The gay scene was ignored because it was small and unobtrusive, centered in a handful of hotel taverns and venues such as the Queen Boat. The May arrests, according to diplomatic analysts and others who have followed the case, apparently resulted from a more systematic investigation, perhaps triggered by the gay Web sites, and a sense that the country was being touted as a destination for gay tourists.

Gay Muslim groups in several countries have established support groups and Internet sites, such as the "Queer Jihad" page created by "Sulayman X." But those in Egypt struck some sensitive chords, discussing the "rough trade" available at the Khan el-Khalili, a tourist bazaar and site of one of Cairo’s most important mosques, and offering a guide to hangouts in tourist spots such as Luxor.

Workers at the Queen Boat—the name derives from its owner’s friendship with the late Egyptian King Farouk’s wife, Nariman—say that nothing untoward was happening the night of the arrests. There was, they insist, never any public sex or debauchery of the sort hinted at in the media.

The three-level craft, moored permanently near the Marriott Hotel in Cairo’s downtown Zamalek neighborhood, had several dozen customers on each floor, a top-level restaurant, mid-level nightclub and bottom-floor disco.
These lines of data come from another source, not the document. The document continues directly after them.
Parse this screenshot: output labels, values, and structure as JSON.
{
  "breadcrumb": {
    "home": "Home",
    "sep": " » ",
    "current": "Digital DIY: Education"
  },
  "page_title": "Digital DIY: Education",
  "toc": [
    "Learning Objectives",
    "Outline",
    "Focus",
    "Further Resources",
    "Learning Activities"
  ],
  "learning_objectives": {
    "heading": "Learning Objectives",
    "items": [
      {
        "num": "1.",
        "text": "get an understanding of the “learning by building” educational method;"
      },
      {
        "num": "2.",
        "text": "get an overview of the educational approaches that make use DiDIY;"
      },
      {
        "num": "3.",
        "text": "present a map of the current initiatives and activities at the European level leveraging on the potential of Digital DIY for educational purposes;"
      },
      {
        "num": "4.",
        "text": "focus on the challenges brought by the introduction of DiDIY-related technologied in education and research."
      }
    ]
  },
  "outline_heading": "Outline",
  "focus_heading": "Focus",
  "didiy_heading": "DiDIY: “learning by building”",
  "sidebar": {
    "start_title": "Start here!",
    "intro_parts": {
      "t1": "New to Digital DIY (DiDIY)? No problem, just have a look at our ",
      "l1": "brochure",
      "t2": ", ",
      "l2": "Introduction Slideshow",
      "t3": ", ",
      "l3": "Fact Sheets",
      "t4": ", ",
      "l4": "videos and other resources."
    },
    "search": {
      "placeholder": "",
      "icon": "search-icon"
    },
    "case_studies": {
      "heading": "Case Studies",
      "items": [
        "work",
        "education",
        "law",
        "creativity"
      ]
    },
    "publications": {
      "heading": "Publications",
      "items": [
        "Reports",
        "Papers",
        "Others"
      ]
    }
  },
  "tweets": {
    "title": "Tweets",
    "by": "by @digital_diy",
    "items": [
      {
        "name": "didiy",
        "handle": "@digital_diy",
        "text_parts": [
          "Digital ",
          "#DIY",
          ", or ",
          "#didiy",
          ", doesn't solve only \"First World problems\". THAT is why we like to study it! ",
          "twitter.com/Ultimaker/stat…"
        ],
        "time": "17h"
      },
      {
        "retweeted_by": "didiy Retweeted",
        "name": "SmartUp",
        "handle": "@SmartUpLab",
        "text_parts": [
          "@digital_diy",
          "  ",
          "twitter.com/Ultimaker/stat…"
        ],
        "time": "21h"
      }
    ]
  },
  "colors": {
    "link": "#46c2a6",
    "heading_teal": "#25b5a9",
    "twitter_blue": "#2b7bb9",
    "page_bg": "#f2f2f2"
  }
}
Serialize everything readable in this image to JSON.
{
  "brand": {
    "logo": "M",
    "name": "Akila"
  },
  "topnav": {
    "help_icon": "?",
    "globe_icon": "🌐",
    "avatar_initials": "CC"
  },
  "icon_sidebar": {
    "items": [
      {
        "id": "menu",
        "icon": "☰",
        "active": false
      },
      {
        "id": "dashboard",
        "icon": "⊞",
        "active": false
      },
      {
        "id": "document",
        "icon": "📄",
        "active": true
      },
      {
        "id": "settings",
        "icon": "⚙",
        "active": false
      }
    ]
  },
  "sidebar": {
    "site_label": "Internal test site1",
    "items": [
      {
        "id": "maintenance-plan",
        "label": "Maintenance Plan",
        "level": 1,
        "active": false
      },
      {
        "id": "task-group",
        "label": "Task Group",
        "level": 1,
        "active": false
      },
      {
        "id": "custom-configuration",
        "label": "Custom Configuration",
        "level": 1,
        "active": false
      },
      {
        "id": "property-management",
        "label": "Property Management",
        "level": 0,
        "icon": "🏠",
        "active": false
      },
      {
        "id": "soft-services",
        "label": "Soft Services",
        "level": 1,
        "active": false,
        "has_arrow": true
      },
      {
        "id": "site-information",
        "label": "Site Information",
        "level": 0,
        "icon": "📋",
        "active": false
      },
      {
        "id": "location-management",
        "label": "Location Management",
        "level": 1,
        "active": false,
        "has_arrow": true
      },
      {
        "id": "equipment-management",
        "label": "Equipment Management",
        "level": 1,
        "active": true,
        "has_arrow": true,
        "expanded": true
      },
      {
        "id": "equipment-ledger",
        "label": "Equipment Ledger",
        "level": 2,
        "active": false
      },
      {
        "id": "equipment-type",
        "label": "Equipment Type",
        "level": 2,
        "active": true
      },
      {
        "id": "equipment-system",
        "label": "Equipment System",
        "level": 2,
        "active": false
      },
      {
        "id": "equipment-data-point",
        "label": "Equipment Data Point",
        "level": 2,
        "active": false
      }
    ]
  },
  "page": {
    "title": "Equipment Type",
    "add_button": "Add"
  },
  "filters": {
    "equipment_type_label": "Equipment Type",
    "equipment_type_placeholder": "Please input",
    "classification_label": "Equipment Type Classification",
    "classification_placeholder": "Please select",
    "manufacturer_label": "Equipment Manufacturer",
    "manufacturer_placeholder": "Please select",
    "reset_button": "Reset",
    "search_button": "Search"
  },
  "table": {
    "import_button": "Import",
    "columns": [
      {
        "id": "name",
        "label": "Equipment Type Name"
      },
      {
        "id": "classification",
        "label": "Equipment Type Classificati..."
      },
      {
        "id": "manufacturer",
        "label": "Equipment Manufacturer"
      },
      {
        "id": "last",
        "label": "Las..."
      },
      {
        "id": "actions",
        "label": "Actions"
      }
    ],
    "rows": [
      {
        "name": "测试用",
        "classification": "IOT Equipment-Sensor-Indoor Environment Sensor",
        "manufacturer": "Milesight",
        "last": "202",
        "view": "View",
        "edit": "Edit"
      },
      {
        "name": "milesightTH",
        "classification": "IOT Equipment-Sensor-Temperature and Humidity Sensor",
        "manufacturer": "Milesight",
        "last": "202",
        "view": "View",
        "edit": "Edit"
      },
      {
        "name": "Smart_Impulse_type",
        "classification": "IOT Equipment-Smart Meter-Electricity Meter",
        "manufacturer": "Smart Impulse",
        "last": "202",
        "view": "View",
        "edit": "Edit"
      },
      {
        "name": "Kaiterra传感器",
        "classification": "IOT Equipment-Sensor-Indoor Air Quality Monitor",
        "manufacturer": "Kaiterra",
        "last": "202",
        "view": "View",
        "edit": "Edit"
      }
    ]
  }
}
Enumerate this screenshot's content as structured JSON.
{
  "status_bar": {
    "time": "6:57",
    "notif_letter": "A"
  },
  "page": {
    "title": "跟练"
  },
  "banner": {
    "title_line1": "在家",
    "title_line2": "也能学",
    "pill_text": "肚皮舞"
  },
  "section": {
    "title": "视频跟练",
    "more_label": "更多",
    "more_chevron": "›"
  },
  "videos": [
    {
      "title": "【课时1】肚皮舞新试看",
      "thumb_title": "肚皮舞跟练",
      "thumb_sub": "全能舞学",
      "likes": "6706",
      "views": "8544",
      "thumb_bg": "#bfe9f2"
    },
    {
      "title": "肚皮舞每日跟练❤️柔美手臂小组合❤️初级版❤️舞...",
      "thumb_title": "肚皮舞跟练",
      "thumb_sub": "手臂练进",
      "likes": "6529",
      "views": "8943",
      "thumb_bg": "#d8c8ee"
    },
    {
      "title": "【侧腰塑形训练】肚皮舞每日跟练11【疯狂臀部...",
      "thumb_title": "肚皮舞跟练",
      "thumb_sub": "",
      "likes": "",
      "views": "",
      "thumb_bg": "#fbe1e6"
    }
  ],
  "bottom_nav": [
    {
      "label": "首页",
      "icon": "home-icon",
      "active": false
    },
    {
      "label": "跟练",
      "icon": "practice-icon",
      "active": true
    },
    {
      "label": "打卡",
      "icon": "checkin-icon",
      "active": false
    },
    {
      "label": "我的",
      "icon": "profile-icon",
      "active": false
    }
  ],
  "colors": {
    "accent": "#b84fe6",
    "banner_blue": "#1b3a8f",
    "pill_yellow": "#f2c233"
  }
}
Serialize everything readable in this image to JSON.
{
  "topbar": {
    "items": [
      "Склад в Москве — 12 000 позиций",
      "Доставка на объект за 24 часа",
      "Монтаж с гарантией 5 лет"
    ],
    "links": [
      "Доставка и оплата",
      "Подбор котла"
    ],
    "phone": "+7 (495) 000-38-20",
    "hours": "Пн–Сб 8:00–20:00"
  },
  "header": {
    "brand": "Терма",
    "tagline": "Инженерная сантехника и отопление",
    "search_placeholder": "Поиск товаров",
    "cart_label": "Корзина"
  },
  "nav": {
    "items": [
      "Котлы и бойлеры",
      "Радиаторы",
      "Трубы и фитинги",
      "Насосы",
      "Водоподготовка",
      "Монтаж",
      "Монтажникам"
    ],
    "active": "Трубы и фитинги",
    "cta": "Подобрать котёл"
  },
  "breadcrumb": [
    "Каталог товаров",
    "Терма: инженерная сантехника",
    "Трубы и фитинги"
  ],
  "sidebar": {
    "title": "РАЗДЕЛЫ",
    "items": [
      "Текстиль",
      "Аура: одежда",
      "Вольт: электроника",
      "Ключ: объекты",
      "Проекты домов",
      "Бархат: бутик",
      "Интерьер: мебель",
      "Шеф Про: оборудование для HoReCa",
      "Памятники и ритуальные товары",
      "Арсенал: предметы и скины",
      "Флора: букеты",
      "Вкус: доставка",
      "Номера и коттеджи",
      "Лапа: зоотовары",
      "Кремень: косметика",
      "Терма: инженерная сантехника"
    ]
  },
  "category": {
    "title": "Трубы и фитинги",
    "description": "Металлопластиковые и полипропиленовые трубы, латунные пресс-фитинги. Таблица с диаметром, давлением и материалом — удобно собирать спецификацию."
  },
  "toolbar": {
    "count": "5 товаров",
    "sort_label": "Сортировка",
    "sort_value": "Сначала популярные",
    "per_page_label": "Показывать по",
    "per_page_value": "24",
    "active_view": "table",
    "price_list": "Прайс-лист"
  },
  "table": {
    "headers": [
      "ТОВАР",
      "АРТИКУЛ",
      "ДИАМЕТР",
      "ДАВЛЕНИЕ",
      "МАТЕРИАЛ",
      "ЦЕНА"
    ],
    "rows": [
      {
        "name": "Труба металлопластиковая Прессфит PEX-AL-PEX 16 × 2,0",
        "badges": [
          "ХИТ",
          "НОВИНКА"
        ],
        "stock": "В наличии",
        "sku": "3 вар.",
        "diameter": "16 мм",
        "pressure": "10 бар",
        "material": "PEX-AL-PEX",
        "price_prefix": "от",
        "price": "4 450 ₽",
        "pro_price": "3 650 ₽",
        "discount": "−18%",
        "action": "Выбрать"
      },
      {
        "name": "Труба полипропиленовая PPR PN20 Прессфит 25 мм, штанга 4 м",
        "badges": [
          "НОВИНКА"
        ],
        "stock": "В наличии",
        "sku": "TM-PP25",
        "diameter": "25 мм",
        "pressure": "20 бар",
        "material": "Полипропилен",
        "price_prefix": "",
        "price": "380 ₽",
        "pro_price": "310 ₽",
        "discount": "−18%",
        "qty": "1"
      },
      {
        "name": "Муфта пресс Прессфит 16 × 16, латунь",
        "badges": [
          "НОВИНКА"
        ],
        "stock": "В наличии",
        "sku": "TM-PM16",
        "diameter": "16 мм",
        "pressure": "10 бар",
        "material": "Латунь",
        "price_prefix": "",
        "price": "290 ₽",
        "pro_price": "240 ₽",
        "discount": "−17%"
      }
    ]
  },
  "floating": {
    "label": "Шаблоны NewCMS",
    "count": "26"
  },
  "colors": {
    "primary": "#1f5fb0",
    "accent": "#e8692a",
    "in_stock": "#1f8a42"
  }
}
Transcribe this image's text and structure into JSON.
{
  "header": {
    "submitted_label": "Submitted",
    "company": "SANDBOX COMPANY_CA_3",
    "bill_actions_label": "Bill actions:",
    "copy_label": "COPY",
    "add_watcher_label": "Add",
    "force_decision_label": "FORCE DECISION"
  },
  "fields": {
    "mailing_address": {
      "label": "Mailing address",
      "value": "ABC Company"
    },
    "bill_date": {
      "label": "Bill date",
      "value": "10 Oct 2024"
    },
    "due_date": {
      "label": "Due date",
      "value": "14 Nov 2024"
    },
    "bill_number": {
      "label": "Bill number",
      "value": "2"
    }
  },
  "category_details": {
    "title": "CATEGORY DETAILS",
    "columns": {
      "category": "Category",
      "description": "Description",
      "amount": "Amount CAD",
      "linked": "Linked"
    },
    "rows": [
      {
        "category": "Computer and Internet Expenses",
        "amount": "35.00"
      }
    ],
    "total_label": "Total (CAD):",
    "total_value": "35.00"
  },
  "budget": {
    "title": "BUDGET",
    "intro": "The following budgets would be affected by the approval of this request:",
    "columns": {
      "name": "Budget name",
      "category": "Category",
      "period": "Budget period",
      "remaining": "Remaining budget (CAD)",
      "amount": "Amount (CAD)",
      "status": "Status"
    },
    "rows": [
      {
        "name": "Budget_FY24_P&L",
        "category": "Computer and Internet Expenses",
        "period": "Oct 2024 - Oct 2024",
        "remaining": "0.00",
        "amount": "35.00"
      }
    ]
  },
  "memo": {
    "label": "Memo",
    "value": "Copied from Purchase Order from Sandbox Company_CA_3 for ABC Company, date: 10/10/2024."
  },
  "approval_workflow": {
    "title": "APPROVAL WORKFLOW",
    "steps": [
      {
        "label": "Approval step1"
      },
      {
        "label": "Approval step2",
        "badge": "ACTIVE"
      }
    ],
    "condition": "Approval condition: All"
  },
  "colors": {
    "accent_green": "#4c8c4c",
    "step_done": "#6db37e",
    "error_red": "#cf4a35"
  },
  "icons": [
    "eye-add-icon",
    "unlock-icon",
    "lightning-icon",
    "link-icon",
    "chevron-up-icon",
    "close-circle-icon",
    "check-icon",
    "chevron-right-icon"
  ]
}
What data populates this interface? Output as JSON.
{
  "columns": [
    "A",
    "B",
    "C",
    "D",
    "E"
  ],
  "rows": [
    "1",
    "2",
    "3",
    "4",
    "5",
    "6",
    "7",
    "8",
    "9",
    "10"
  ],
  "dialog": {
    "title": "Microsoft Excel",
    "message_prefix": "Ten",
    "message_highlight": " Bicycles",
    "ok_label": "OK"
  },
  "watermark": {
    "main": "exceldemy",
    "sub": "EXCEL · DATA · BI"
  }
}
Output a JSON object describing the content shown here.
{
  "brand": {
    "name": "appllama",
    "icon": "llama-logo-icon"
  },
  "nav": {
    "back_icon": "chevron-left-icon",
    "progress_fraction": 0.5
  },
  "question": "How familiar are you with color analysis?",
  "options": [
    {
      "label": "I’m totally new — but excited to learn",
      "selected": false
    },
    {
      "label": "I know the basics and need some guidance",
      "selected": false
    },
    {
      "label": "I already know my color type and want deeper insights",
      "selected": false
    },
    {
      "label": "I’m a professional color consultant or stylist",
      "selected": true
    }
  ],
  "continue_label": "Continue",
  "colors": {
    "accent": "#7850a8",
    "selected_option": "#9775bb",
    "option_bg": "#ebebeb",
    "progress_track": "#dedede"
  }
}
Police went straight to the disco and arrested only Egyptian men. Foreigners and women were let go. About half of the 52 were arrested there, and the others elsewhere, over several days.

Although early reports painted those involved as belonging to a quasi-religious sex group, court testimony indicates the police may have been more concerned with homosexuals in general.

"Egypt has not and will not be a den for the corruption of manhood," prosecution lawyer Ashraf Helal said in court Wednesday. "Homosexual groups will not establish themselves here."